# 2019 Contend SL 2 Disc Crankset Upgrade



## Darren 1972 (Jun 30, 2021)

I am wanting to upgrade my crankset and bottom bracket. Which would you prefer? I was looking at the SHIMANO Ultegra R8000. Would that work and I know the bottom bracket is press fit. Which would you upgrade to to fit that?

Thanks in advanced


----------



## tlg (May 11, 2011)

What do you mean by 'upgrade'? Is there something wrong with your crank? If not, what improvement are you looking for?
Is your BB worn out? Why do you need a new one? What 'upgrade' in a BB are you looking for?


----------



## Darren 1972 (Jun 30, 2021)

tlg said:


> What do you mean by 'upgrade'? Is there something wrong with your crank?
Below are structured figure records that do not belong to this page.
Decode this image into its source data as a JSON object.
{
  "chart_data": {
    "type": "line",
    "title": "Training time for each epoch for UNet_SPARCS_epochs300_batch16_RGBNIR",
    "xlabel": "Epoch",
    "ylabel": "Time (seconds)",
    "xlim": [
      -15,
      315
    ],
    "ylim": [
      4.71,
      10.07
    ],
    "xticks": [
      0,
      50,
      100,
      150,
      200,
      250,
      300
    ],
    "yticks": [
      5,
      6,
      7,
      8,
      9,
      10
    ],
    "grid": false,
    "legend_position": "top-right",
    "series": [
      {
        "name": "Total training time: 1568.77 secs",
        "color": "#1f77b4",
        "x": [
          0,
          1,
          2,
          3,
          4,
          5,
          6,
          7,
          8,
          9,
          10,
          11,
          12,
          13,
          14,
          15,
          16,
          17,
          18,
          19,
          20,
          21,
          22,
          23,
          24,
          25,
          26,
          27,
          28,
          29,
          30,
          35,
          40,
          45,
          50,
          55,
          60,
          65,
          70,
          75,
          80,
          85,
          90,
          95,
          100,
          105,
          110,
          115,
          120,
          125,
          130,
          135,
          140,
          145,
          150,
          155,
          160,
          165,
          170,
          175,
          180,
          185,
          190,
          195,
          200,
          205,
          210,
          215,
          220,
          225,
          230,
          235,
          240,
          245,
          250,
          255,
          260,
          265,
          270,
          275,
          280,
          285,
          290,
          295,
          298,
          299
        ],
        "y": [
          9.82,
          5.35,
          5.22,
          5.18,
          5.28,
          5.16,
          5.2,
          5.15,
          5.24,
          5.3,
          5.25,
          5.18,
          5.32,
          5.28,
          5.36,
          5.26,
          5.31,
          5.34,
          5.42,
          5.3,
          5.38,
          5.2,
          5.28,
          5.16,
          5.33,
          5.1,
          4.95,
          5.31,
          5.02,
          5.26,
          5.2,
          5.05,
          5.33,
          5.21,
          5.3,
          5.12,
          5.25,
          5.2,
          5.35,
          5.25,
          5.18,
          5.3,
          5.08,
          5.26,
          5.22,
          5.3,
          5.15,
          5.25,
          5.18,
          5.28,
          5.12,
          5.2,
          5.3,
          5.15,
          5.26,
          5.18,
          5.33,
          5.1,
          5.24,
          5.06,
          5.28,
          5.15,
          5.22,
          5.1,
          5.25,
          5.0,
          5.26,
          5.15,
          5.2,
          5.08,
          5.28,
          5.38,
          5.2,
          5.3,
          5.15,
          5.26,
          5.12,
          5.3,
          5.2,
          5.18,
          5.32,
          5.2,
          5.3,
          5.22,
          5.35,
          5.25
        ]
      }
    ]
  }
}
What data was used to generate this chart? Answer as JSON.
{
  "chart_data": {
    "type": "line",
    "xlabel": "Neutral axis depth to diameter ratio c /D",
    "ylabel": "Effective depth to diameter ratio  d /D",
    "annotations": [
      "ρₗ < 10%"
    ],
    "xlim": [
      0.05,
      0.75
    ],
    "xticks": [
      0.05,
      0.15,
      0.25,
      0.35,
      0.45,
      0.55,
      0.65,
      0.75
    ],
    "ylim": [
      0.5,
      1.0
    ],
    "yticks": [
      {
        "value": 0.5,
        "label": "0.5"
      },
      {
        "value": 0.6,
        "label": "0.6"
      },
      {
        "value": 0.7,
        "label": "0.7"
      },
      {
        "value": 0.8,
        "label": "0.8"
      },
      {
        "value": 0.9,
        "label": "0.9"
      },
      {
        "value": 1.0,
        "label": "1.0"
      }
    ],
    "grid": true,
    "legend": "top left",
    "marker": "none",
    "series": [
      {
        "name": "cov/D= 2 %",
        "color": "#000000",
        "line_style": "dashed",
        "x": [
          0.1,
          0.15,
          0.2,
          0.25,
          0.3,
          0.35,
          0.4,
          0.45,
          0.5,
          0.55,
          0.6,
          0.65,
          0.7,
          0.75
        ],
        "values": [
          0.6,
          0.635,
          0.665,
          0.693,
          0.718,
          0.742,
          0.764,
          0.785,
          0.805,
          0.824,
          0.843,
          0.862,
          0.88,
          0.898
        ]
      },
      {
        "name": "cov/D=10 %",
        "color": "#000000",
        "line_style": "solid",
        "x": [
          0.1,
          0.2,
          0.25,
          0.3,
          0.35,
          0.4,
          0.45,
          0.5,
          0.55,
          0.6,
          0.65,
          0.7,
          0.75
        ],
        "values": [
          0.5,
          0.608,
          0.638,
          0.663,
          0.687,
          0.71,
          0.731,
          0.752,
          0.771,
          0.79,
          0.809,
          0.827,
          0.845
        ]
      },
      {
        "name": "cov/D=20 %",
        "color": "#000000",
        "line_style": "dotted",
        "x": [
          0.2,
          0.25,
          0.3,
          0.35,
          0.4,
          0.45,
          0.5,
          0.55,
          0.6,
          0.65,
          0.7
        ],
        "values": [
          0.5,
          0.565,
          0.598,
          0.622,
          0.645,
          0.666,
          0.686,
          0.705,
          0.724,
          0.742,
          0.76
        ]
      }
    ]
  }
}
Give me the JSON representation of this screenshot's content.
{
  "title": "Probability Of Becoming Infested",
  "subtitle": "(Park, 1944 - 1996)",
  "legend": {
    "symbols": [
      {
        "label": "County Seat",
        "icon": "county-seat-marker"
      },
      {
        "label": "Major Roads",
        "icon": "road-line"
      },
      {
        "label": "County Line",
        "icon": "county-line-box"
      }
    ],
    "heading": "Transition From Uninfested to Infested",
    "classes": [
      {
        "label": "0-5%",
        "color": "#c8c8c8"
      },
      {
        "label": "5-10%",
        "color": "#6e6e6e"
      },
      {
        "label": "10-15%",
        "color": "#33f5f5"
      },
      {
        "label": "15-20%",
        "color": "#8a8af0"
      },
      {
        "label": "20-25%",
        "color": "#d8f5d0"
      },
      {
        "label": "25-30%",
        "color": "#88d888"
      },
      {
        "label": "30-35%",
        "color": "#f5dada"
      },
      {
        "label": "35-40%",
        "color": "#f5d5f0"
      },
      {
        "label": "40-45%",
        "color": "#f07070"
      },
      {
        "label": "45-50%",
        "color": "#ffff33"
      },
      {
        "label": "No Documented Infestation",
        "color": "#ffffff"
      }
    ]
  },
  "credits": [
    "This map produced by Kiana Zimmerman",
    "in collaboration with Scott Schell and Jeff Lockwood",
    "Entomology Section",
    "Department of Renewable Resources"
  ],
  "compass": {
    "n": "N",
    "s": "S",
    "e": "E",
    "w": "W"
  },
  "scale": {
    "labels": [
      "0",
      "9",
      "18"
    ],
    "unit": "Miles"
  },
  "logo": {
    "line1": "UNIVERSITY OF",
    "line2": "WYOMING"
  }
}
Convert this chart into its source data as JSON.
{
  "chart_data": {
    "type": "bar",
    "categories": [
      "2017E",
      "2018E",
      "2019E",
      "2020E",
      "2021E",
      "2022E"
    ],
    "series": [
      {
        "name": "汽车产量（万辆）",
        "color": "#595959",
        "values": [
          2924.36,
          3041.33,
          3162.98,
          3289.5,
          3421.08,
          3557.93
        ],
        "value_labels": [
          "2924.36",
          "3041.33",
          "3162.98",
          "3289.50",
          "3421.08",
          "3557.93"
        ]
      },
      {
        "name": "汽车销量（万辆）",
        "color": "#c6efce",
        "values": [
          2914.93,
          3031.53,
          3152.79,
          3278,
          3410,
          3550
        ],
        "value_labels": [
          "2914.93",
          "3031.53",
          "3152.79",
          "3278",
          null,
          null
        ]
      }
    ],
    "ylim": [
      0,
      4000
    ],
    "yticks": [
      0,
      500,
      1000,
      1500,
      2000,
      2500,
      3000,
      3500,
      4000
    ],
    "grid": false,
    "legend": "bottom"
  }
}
If not, what improvement are you looking for?
> Is your BB worn out? Why do you need a new one? What 'upgrade' in a BB are you looking for?





tlg said:


> What do you mean by 'upgrade'? Is there something wrong with your crank? If not, what improvement are you looking for?
> Is your BB worn out? Why do you need a new one? What 'upgrade' in a BB are you looking for?


I let a friend use it and needless to say it is not straight now. If I am going to change it out, why not get a better one.


----------



## tlg (May 11, 2011)

What's not straight?

Again.. what are you looking for in an upgrade? What improvement are you looking for?


----------